His parents have just taken him to see his first movie, the 1952 Cecil B. DeMille drama The Greatest Show on Earth, which leaves him dreaming about the film’s impressive train wreck. Soon, he is re-­enacting the scene with his toys, filming it all with a camera. Mitzi watches his first movie against a wall, transfixed.

Mitzi is such a committed believer in her son’s budding filmmaking that when her mother’s death plunges her into a depression, it’s his film of a family camping trip that cheers her. “You really see me,” she tells him, giving voice to a self-centred streak that also serves to destabilise Sammy.

Williams had grown so attached to the role of Mitzi that when filming wrapped she broke down in tears. “I cried so hard they thought something had happened in my personal life,” she says. “I was grieving that I wouldn’t meet this woman again.”

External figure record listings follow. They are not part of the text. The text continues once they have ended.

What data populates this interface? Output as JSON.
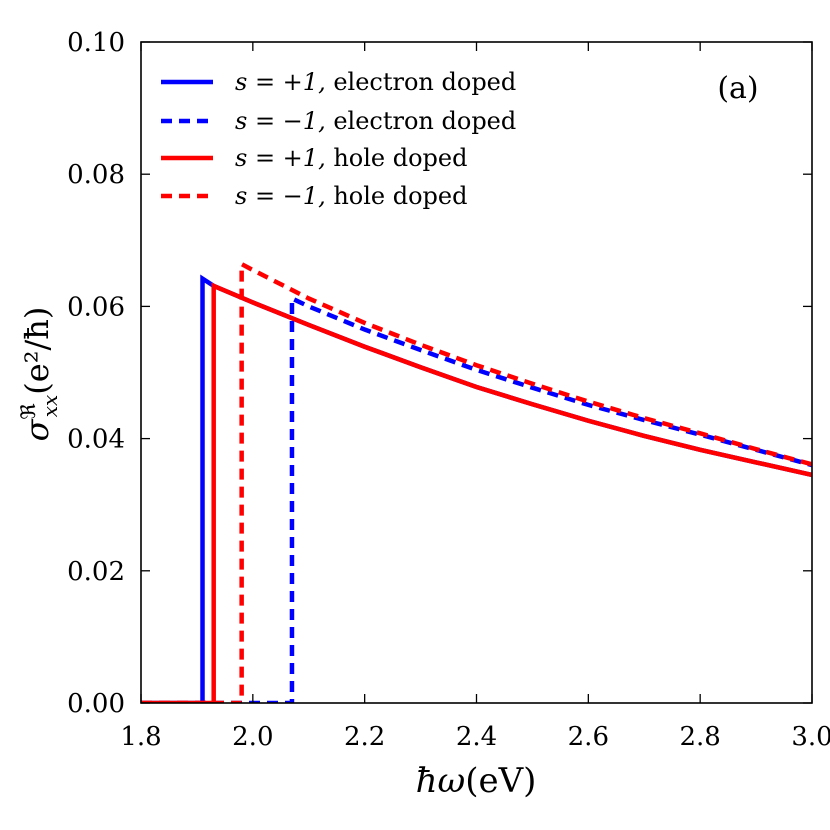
{
  "chart_data": {
    "type": "line",
    "panel_label": "(a)",
    "xlabel": {
      "hbar": "ħ",
      "omega": "ω",
      "unit": "(eV)"
    },
    "ylabel": {
      "sigma": "σ",
      "sup": "ℜ",
      "sub": "xx",
      "rest": "(e²/ħ)"
    },
    "xlim": [
      1.8,
      3.0
    ],
    "ylim": [
      0.0,
      0.1
    ],
    "x_ticks": [
      1.8,
      2.0,
      2.2,
      2.4,
      2.6,
      2.8,
      3.0
    ],
    "x_tick_labels": [
      "1.8",
      "2.0",
      "2.2",
      "2.4",
      "2.6",
      "2.8",
      "3.0"
    ],
    "y_ticks": [
      0.0,
      0.02,
      0.04,
      0.06,
      0.08,
      0.1
    ],
    "y_tick_labels": [
      "0.00",
      "0.02",
      "0.04",
      "0.06",
      "0.08",
      "0.10"
    ],
    "legend": {
      "position": "top-left",
      "entries": [
        {
          "math": "s = +1,",
          "text": "electron doped"
        },
        {
          "math": "s = −1,",
          "text": "electron doped"
        },
        {
          "math": "s = +1,",
          "text": "hole doped"
        },
        {
          "math": "s = −1,",
          "text": "hole doped"
        }
      ]
    },
    "series": [
      {
        "name": "s = +1, electron doped",
        "color": "#0000ff",
        "dash": "solid",
        "x": [
          1.8,
          1.91,
          1.91,
          1.93,
          2.0,
          2.1,
          2.2,
          2.3,
          2.4,
          2.5,
          2.6,
          2.7,
          2.8,
          2.9,
          3.0
        ],
        "y": [
          0.0,
          0.0,
          0.0642,
          0.0631,
          0.0606,
          0.0572,
          0.0539,
          0.0508,
          0.0478,
          0.0452,
          0.0427,
          0.0404,
          0.0383,
          0.0364,
          0.0345
        ]
      },
      {
        "name": "s = -1, electron doped",
        "color": "#0000ff",
        "dash": "dashed",
        "x": [
          1.8,
          2.07,
          2.07,
          2.1,
          2.2,
          2.3,
          2.4,
          2.5,
          2.6,
          2.7,
          2.8,
          2.9,
          3.0
        ],
        "y": [
          0.0,
          0.0,
          0.0612,
          0.06,
          0.0565,
          0.0534,
          0.0504,
          0.0477,
          0.0451,
          0.0428,
          0.0406,
          0.0383,
          0.036
        ]
      },
      {
        "name": "s = +1, hole doped",
        "color": "#ff0000",
        "dash": "solid",
        "x": [
          1.8,
          1.93,
          1.93,
          2.0,
          2.1,
          2.2,
          2.3,
          2.4,
          2.5,
          2.6,
          2.7,
          2.8,
          2.9,
          3.0
        ],
        "y": [
          0.0,
          0.0,
          0.0631,
          0.0606,
          0.0572,
          0.0539,
          0.0508,
          0.0478,
          0.0452,
          0.0427,
          0.0404,
          0.0383,
          0.0364,
          0.0345
        ]
      },
      {
        "name": "s = -1, hole doped",
        "color": "#ff0000",
        "dash": "dashed",
        "x": [
          1.8,
          1.98,
          1.98,
          2.0,
          2.1,
          2.2,
          2.3,
          2.4,
          2.5,
          2.6,
          2.7,
          2.8,
          2.9,
          3.0
        ],
        "y": [
          0.0,
          0.0,
          0.0664,
          0.0655,
          0.0612,
          0.0575,
          0.0542,
          0.0511,
          0.0483,
          0.0456,
          0.0431,
          0.0408,
          0.0384,
          0.0361
        ]
      }
    ]
  }
}
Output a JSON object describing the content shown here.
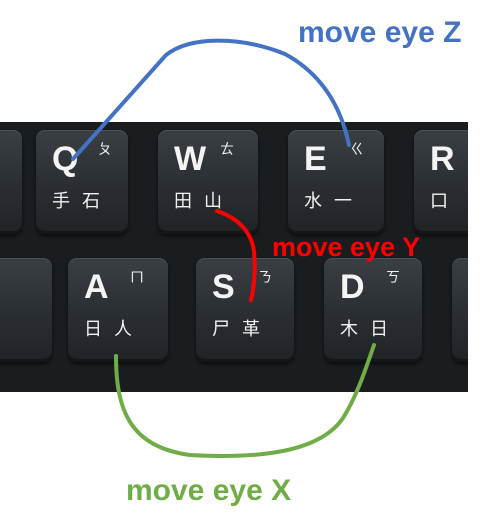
{
  "keyboard": {
    "top_row": [
      {
        "latin": "Q",
        "zhuyin": "ㄆ",
        "cangjie": "手石"
      },
      {
        "latin": "W",
        "zhuyin": "ㄊ",
        "cangjie": "田山"
      },
      {
        "latin": "E",
        "zhuyin": "ㄍ",
        "cangjie": "水一"
      },
      {
        "latin": "R",
        "zhuyin": "",
        "cangjie": "口"
      }
    ],
    "home_row": [
      {
        "latin": "A",
        "zhuyin": "ㄇ",
        "cangjie": "日人"
      },
      {
        "latin": "S",
        "zhuyin": "ㄋ",
        "cangjie": "尸革"
      },
      {
        "latin": "D",
        "zhuyin": "ㄎ",
        "cangjie": "木日"
      }
    ]
  },
  "annotations": {
    "z": {
      "text": "move eye Z",
      "color": "#4472c4"
    },
    "y": {
      "text": "move eye Y",
      "color": "#ff0000"
    },
    "x": {
      "text": "move eye X",
      "color": "#70ad47"
    }
  }
}
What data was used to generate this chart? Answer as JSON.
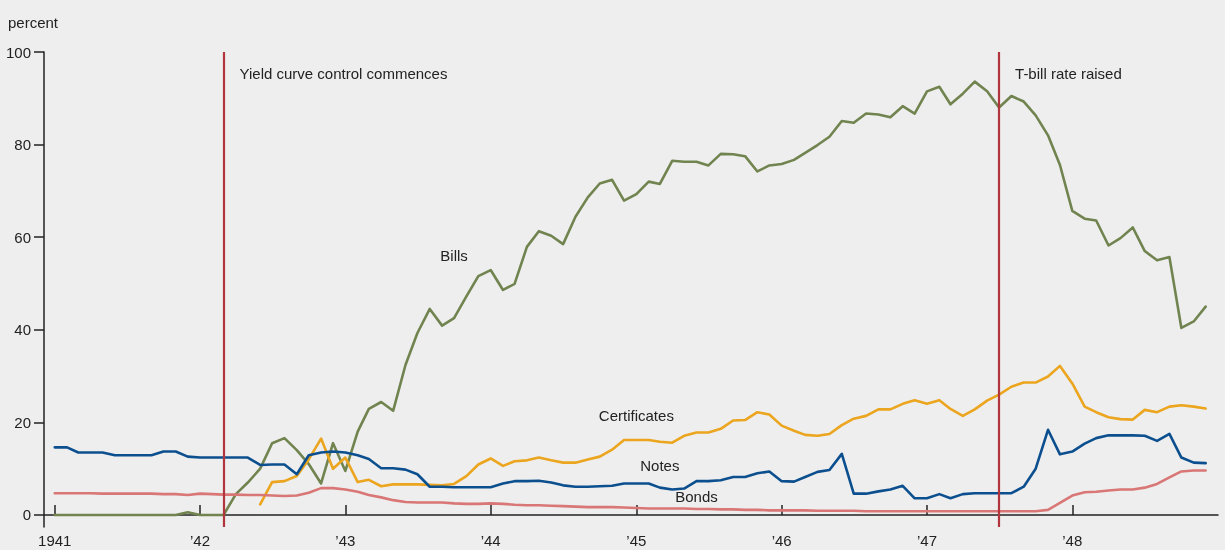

The film, written by Spielberg and Tony Kushner, has Williams heading into Oscar season with a number of rave reviews. Variety wrote that Spielberg went “out of his way to give Williams the great acting opportunities”. Williams often plays mothers and particularly appreciates working with children. “I almost don’t remember a time that I wasn’t a mother, and so I think it’s just woven into the fabric of my being at this point,” she says. “I love being allowed access to this magical portal that is childhood.”

The Wall Street Journal

The Fabelmans screens at the Ritz, Randwick, in an 85th anniversary celebration on Thursday. General release on January 5, 2023.